Los extraños puntos de sutura del amiguito de Nicolás :) me hicieron recordar lo que yo misma pensaba hace muchos, muchos años… Recuero cómo me gustaba que mi abuelo me llevara “a ver los trenes”. La Estación del Norte de Valencia era uno de sus destinos preferidos cuando nos llevaba a pasear.
Entrar por la puerta y ver los mosaicos que desean “Buen Viaje” a todos los viajeros provocaba en mí placer y terror a partes iguales.
Placer, porque ya entonces, sin haber viajado apenas, me encantaba el olor de las estaciones. Terror, porque para mí las palabras “no nos dejes caer en la tentación” que repetía cada noche, mientras rezaba antes de dormirme, significaban en realidad “no nos dejes caer en la estación”. Y mientras caminaba por los andenes, apretaba con más fuerza la mano de sólo tres dedos de mi abuelo, temiendo que en cualquier momento el suelo se abriera bajo nuestros pies.
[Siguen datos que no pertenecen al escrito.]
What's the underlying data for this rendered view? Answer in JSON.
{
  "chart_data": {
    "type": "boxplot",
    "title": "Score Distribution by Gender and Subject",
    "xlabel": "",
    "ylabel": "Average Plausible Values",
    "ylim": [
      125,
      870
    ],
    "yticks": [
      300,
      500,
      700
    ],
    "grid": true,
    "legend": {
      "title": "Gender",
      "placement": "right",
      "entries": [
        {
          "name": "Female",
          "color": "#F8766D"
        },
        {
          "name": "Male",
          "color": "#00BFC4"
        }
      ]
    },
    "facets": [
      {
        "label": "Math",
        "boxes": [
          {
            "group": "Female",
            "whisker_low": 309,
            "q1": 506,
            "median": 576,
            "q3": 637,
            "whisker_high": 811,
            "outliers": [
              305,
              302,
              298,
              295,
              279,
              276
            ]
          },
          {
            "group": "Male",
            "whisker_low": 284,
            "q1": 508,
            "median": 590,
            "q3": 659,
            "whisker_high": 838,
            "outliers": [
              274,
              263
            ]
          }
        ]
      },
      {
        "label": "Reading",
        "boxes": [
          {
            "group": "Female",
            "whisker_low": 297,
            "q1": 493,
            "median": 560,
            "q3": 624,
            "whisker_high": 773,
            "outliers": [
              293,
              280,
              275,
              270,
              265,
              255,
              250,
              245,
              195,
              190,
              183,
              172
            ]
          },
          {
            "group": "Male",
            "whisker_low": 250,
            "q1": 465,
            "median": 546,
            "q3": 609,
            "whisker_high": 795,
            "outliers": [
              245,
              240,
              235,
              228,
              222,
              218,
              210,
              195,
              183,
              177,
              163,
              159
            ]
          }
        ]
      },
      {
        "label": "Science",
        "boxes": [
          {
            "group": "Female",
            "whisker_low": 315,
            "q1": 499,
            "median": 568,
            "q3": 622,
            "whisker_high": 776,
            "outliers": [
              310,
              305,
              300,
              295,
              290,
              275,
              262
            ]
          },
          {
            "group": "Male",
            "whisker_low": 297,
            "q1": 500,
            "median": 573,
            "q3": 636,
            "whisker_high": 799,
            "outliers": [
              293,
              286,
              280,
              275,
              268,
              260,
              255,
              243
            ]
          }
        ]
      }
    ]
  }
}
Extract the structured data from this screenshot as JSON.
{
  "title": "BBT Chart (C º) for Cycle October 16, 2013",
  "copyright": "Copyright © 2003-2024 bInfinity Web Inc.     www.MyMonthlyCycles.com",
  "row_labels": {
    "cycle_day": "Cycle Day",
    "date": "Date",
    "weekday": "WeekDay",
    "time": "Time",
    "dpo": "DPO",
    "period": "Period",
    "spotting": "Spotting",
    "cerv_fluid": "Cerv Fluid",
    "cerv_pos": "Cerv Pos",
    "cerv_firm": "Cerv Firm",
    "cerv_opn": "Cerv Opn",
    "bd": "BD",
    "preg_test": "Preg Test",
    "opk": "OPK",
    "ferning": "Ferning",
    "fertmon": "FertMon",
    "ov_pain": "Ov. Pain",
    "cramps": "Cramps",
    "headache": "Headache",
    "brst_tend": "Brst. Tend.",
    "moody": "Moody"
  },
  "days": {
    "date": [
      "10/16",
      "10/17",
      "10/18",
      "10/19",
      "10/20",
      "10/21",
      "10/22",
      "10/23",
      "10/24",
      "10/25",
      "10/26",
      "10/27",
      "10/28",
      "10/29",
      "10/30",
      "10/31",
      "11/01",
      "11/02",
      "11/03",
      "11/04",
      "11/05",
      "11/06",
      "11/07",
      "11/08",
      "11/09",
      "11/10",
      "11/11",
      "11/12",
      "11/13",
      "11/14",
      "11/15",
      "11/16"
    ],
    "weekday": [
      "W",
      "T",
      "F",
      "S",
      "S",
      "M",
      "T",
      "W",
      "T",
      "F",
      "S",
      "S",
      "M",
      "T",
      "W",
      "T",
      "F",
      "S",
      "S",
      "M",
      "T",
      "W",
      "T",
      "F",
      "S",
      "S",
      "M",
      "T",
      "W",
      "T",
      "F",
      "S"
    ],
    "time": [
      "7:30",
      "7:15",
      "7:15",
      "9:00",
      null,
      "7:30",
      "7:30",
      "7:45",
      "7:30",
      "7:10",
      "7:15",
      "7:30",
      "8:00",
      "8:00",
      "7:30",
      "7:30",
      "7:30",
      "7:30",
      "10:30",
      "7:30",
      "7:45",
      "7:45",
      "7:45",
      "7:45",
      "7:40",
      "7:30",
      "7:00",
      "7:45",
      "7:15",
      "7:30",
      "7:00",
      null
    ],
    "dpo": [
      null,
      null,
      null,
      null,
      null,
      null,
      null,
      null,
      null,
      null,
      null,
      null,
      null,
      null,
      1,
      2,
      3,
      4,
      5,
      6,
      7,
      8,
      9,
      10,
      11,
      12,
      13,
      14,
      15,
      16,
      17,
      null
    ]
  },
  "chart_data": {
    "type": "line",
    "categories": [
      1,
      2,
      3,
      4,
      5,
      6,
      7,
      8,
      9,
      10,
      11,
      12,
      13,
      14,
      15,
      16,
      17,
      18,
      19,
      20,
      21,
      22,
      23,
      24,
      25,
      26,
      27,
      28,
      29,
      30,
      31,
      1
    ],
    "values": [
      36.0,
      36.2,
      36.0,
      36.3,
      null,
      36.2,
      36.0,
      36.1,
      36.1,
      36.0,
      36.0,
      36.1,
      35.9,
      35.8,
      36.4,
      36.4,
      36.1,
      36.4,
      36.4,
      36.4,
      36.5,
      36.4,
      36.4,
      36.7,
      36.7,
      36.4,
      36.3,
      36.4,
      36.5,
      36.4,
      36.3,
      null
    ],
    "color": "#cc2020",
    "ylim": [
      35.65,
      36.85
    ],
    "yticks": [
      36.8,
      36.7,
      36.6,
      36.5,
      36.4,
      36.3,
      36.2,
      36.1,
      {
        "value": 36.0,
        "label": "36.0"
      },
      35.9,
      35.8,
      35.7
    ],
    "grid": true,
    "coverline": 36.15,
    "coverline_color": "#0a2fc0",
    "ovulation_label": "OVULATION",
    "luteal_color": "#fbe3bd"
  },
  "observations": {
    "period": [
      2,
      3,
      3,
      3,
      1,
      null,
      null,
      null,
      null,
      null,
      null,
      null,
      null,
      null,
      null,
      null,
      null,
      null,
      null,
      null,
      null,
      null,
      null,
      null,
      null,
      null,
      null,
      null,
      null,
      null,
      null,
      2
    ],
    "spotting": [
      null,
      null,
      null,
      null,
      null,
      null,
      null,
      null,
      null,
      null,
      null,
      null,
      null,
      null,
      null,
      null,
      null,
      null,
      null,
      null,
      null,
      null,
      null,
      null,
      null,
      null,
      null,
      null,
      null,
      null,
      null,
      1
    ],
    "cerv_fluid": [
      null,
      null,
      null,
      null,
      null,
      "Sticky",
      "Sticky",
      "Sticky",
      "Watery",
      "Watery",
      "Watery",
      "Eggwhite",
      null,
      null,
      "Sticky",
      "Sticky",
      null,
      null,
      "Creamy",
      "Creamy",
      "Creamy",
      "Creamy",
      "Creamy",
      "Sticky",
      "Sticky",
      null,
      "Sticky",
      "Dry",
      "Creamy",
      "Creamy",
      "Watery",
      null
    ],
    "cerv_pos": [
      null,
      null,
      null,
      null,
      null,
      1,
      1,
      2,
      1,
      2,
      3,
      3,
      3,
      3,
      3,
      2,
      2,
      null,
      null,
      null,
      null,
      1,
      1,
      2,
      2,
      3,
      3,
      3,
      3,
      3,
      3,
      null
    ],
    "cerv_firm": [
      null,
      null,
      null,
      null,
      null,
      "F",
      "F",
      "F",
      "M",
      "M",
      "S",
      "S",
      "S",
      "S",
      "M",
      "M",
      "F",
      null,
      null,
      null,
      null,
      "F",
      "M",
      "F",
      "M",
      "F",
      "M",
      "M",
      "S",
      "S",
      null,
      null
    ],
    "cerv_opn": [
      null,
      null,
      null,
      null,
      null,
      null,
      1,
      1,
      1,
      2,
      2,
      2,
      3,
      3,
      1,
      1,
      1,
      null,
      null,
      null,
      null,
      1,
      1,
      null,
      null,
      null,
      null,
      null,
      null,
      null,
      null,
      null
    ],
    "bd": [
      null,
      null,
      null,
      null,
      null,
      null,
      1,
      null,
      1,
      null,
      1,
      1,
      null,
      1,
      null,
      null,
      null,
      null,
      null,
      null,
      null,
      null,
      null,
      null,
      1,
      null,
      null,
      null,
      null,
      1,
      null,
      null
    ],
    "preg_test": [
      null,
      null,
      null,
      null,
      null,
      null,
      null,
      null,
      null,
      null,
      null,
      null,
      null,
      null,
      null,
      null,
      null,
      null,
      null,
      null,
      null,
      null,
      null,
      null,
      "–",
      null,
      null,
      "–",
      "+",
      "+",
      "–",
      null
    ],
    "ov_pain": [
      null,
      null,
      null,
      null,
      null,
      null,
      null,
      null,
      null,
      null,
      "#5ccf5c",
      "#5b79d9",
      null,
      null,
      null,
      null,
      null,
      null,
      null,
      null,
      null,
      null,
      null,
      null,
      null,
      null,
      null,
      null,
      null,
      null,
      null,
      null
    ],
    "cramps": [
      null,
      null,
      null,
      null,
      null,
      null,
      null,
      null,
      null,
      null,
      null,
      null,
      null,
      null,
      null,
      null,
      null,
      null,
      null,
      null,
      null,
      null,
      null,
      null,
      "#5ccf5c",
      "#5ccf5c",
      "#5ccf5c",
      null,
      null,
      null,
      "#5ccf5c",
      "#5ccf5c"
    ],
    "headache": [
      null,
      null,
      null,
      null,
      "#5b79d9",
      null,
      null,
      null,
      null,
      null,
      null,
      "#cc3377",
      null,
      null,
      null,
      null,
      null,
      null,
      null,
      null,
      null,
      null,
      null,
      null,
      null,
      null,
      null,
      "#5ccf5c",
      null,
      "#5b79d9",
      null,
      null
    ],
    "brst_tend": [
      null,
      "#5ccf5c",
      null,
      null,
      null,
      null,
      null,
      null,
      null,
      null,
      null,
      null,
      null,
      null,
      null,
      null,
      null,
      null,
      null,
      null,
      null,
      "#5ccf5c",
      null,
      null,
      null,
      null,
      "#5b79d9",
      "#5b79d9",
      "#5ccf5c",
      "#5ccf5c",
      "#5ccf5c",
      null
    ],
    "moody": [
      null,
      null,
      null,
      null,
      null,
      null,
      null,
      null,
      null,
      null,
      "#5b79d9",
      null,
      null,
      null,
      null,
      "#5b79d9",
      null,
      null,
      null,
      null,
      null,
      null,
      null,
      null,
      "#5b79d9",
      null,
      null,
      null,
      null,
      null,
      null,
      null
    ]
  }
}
viernes, 23 de octubre de 2009

Sandra

Eran las tres menos cinco de un precioso día de primavera. Estaba rodeada de niñas que, como yo, esperaban el momento de subir las escaleras y entrar en las aulas.
Yo no me había fijado en ella, no sé cuánto tiempo llevaba observándome, pero de repente tiró de mi manga y me dijo algo que no pude oir: eran muchas las risas y demasiadas las voces. Casi imposible escuchar la de una niña tan pequeña.
Me agaché y ella repitió:
- ¿Por qué estás tan triste?
- No estoy triste.
- Sí lo estás. -Afirmó ella. Y preguntó- ¿Puedo darte un beso?
Casi sin esperar mi respuesta lo hizo. Me rodeó con sus bracitos y dejó un beso en mi mejilla.
Ya eran las tres. Corrió hacia su fila y se perdió entre los cientos de niñas uniformadas que entraban en sus clases.

No tendría más de cinco años. Yo tenía diez más que ella. Y sí, estaba triste. Aunque no pensaba que fuera tan evidente.
Desde aquel día, cada tarde me buscó para darme un beso antes de irse a su clase.
Sólo sé que se llamaba Sandra. Y que me alegró aquel final de curso.

Me pregunto qué será de ella...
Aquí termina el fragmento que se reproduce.